Imaginons 1) une liste LO-LCR aux européennes ; 2) Un succès électoral de cette liste : des voix, voire des élus... Politiquement, quel après ?

Dans un paysage de gauche chamboulé, quelles réponses proposer aux espoirs ainsi levés. (...)

(...) Mais rien ne permet aujourd'hui de les aborder sérieusement. Car l'accord politique réel avec LO n'existe pas. (...)

Position C - Coalition ou alignement ?

(...) Sur le fond, il ne fallait ni se situer dans la gauche lors du Congrès de janvier 1998, ni aujourd'hui se subordonner de fait à un courant se situant "ailleurs". L'hypothèse selon laquelle la barre des 5 % pourrait être atteinte ne peut à elle seule fonder une politique.

Ce qui nous sépare de LO ne relève pas du "détail" entre des organisations qui disposeraient d'un fond programmatique et politique commun. La recherche commune d'un score électoral ne peut effacer l'histoire y compris récente de trajectoires politiques divergentes, de pratiques qui ne le sont pas moins et de conceptions opposées sur ce à quoi doit servir une intervention politique. (...)

Ainsi la majorité reconnaît le caractère "relativisé ou traité partiellement" de certaines questions (résolution majoritaire). "C'est le cas, par exemple, des questions de construction d'une Europe politique démocratique" (idem). Un tel profil en lieu et place de ce que nous devons développer en matière de construction européenne (processus constituant, subsidiarité démocratique et non pas "démocratisation" des institutions existantes soumises à l'intergouvernementalité) n'est pas sans conséquences.

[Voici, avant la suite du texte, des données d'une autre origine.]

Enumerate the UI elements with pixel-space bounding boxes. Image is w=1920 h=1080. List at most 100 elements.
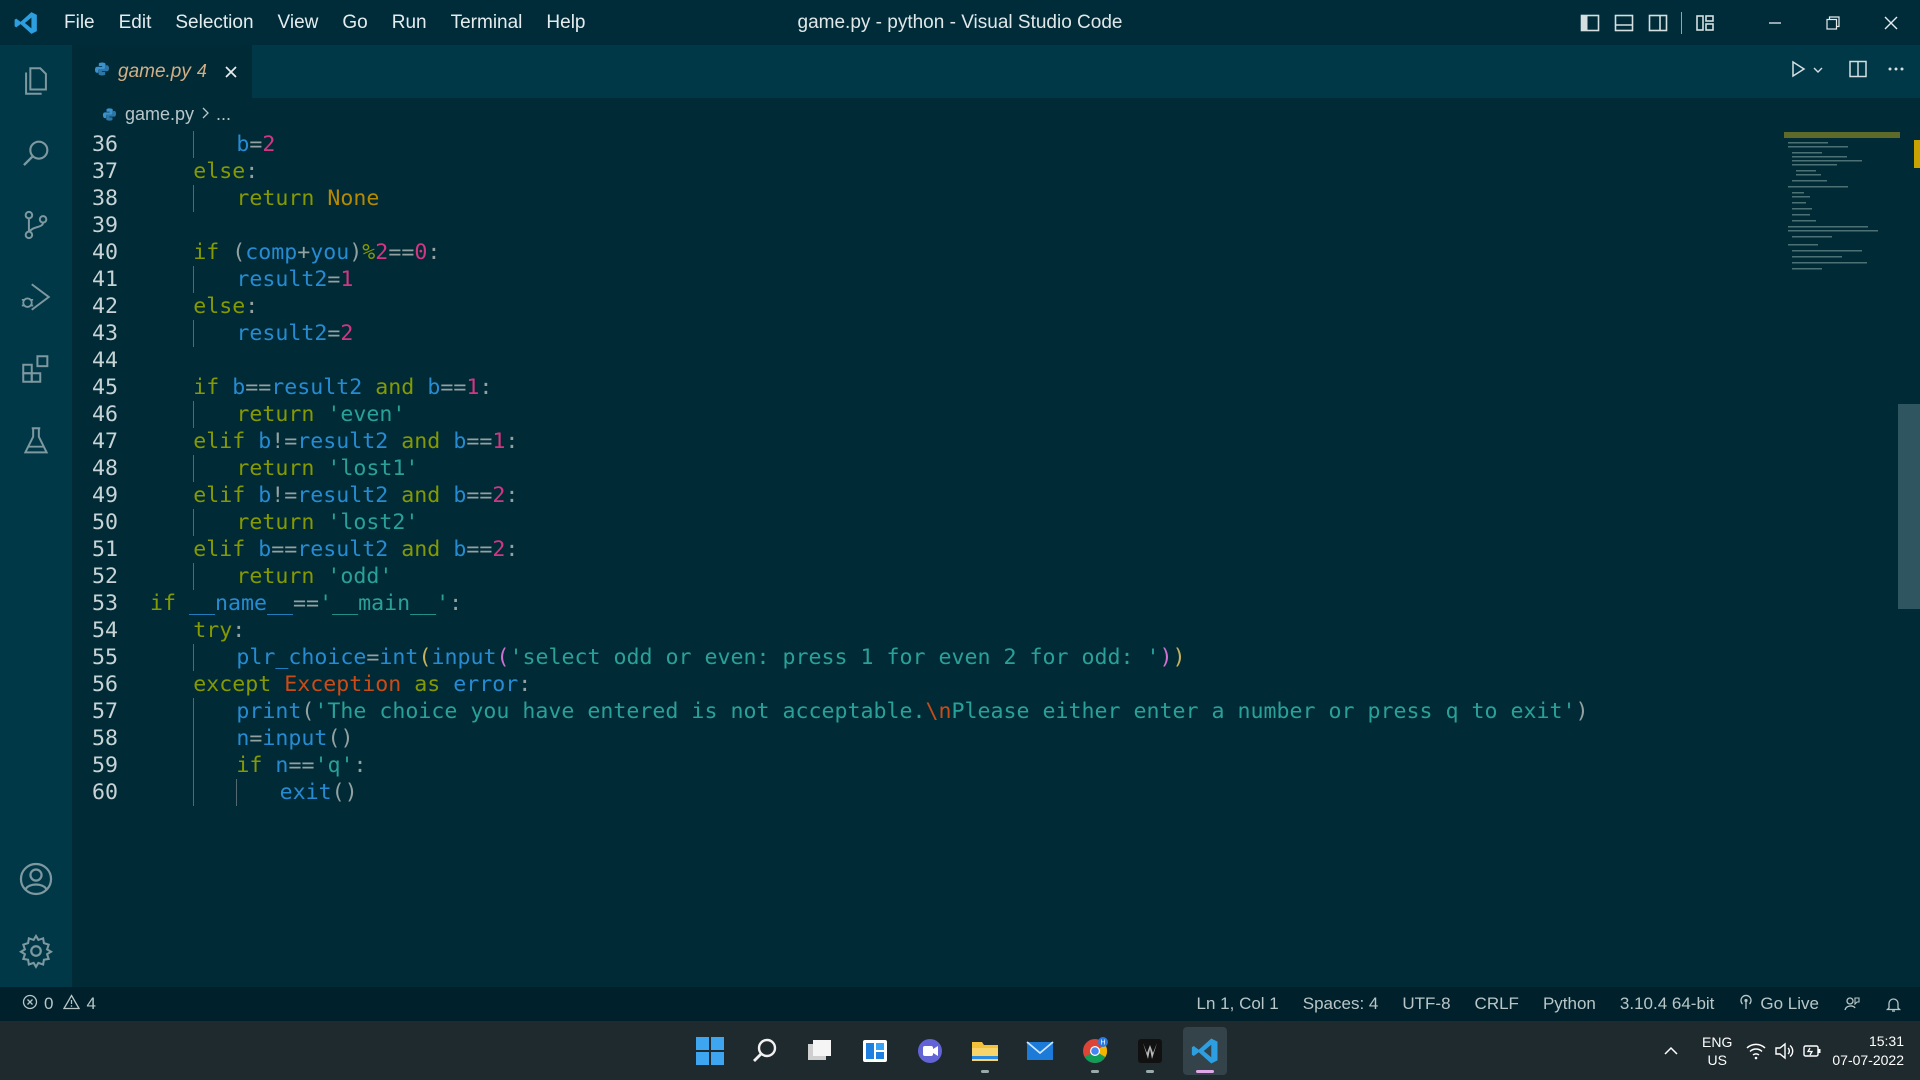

En ce qui concerne les questions sociales, la profession de foi commune "relativise" pour le moins notre démarche constante visant à dessiner les contours "d'une autre politique", globale et cohérente, faite d'objectifs concrets, perçus comme souhaitables et accessibles par ceux à qui nous nous adressons, dans le but de les mobilier pour l'imposer au moins partiellement, à la gauche gouvernante. (...) Que dire enfin de la lutte contre l'extrême droite que Lutte Ouvrière a déserté en pratique et avec constance dans un contexte où il n'est pas exclu que des élections régionales partielles dans les quatre régions gérées en commun par la droite et le FN se déroulent avant même l'échéance des élections européennes.

Nous aurions dû nous maintenir dans le cadre d'une stricte coalition électorale (profession de foi à deux voix distinctes .(...) On y aurait gagné en clarté du point de vue de notre profil politique et en efficacité tout en préservant les conditions de mobilisation de la LCR pour défendre une politique dans laquelle elle puisse se retrouver.

6 membres du CC et de la CCC.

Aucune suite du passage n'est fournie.